TDK has recently unveiled a groundbreaking MEMS piezoelectric ultrasonic time-of-flight distance sensor, the ICU-10201, housed within a compact 3.5 x 3.5mm package that includes its signal chain.
"The ICU-10201 offers the sensitivity necessary for obstacle avoidance or proximity sensing, making it ideal for applications in robotics, drones, and robot vacuum cleaners," stated a representative from the company. "This sensor delivers millimeter-accurate range measurements to targets up to 1.7m away, regardless of lighting conditions or the target's color and optical properties, such as glass or mirrors."
At a distance of 1.7m, the sensor can accurately detect a wall, with the range decreasing to 1.1m for a 58mm diameter post. The sensor's precision is influenced by the speed of sound's 0.2% drift per degree Celsius. While the minimum range is 100mm, objects as close as 30mm can still be detected and sometimes ranged.
The chip itself is a mere 1.26mm tall and features a central sound port on its top, offering a hemispherical field-of-view that can be adjusted using an external horn. By varying the horn's diameter, users can achieve narrower beams. TDK provides design data for various horn options. The sensor operates sonically at a nominal frequency of 175kHz, with resonance ranging from 173 to 181kHz due to manufacturing tolerances.
Equipped with a 40MHz microcontroller, the sensor can process raw readings into range data for multiple objects simultaneously, as well as detect events like presence. This information is transmitted to a host device via SPI communication running at 13MHz and either 1.8V or 3.3V.
TDK also offers SonicLib, a driver software designed for the host microcontroller. Written in C, SonicLib is compiler and microcontroller-independent. It facilitates the control of one or more ICU-10201 sensors connected to host SPI ports, enabling programming, configuration, triggering, and data retrieval. According to TDK, the driver only requires customers to implement an I/O layer for communication with the host processor's SPI and GPIO hardware.

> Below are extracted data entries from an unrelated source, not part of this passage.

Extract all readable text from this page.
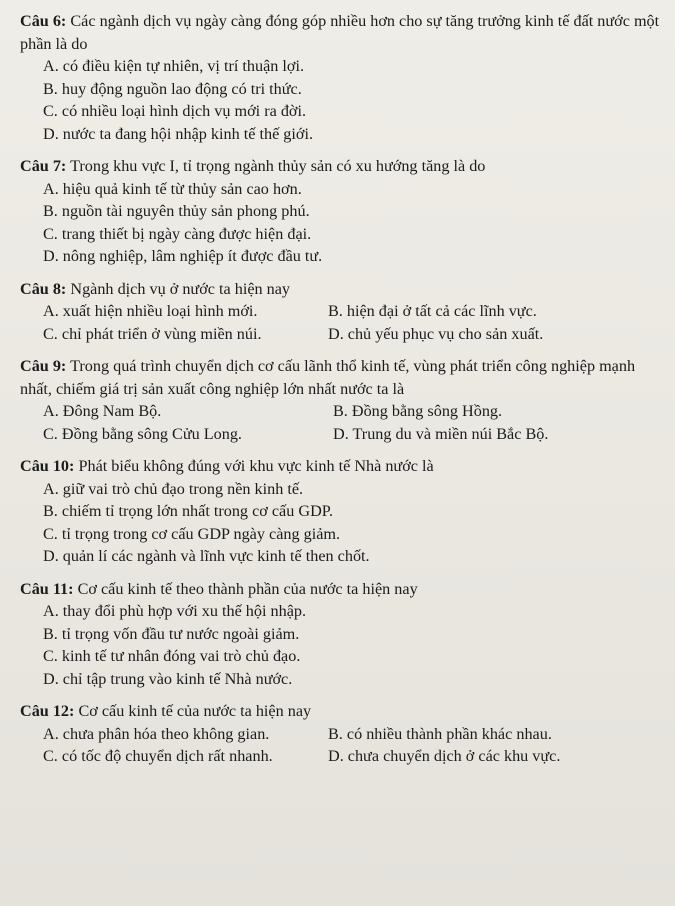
Câu 6: Các ngành dịch vụ ngày càng đóng góp nhiều hơn cho sự tăng trưởng kinh tế đất nước một phần là do

A. có điều kiện tự nhiên, vị trí thuận lợi.
B. huy động nguồn lao động có tri thức.
C. có nhiều loại hình dịch vụ mới ra đời.
D. nước ta đang hội nhập kinh tế thế giới.

Câu 7: Trong khu vực I, tỉ trọng ngành thủy sản có xu hướng tăng là do

A. hiệu quả kinh tế từ thủy sản cao hơn.
B. nguồn tài nguyên thủy sản phong phú.
C. trang thiết bị ngày càng được hiện đại.
D. nông nghiệp, lâm nghiệp ít được đầu tư.

Câu 8: Ngành dịch vụ ở nước ta hiện nay

A. xuất hiện nhiều loại hình mới.	B. hiện đại ở tất cả các lĩnh vực.
C. chỉ phát triển ở vùng miền núi.	D. chủ yếu phục vụ cho sản xuất.

Câu 9: Trong quá trình chuyển dịch cơ cấu lãnh thổ kinh tế, vùng phát triển công nghiệp mạnh nhất, chiếm giá trị sản xuất công nghiệp lớn nhất nước ta là

A. Đông Nam Bộ.	B. Đồng bằng sông Hồng.
C. Đồng bằng sông Cửu Long.	D. Trung du và miền núi Bắc Bộ.

Câu 10: Phát biểu không đúng với khu vực kinh tế Nhà nước là

A. giữ vai trò chủ đạo trong nền kinh tế.
B. chiếm tỉ trọng lớn nhất trong cơ cấu GDP.
C. tỉ trọng trong cơ cấu GDP ngày càng giảm.
D. quản lí các ngành và lĩnh vực kinh tế then chốt.

Câu 11: Cơ cấu kinh tế theo thành phần của nước ta hiện nay

A. thay đổi phù hợp với xu thế hội nhập.
B. tỉ trọng vốn đầu tư nước ngoài giảm.
C. kinh tế tư nhân đóng vai trò chủ đạo.
D. chỉ tập trung vào kinh tế Nhà nước.

Câu 12: Cơ cấu kinh tế của nước ta hiện nay

A. chưa phân hóa theo không gian.	B. có nhiều thành phần khác nhau.
C. có tốc độ chuyển dịch rất nhanh.	D. chưa chuyển dịch ở các khu vực.
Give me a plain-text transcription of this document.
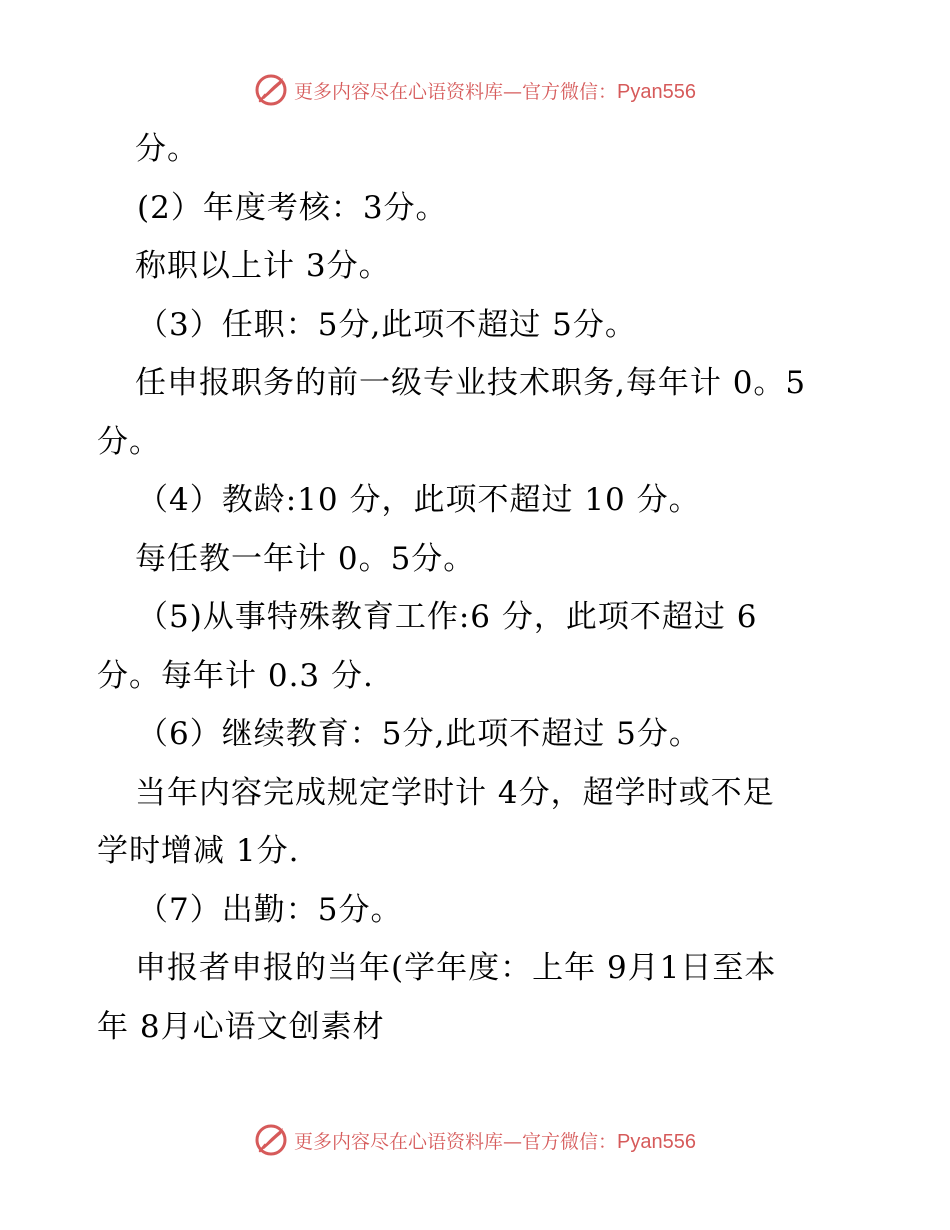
更多内容尽在心语资料库—官方微信：Pyan556
分。
(2）年度考核：3分。
称职以上计 3分。
（3）任职：5分,此项不超过 5分。
任申报职务的前一级专业技术职务,每年计 0。5
分。
（4）教龄:10 分，此项不超过 10 分。
每任教一年计 0。5分。
（5)从事特殊教育工作:6 分，此项不超过 6
分。每年计 0.3 分.
（6）继续教育：5分,此项不超过 5分。
当年内容完成规定学时计 4分，超学时或不足
学时增减 1分.
（7）出勤：5分。
申报者申报的当年(学年度：上年 9月1日至本
年 8月心语文创素材
更多内容尽在心语资料库—官方微信：Pyan556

For scenarios where one device must serve as a transmitter for others nearby, a specialized version called ICU-10201-PC ('pitch-catch') is available. This variant features a narrower part-to-part resonant frequency variation of 176 to 178kHz. The sensor requires three power rails: analog (1.71 to 1.89V), digital (same range), and IO (1.71 to 3.63V).
With power consumption dependent on range and update rate, a single CU-10201 can draw varying currents, such as 14µA for a 0.5m range at 1 sample per second, 17µA for a 1m range at the same rate, 212µA for a 0.5m range at 50 samples per second, or 320µA for a 1m range at 50 samples per second. The sensor's operational temperature range spans from -40 to 85°C.
Applications for this innovative sensor include obstacle avoidance in robotics and drones, cliff detection for vacuum cleaners, identification of soft surfaces, and liquid level measurement, such as in coffee machines. The ICU-10201 opens up a world of possibilities for precise and reliable distance sensing in a variety of scenarios.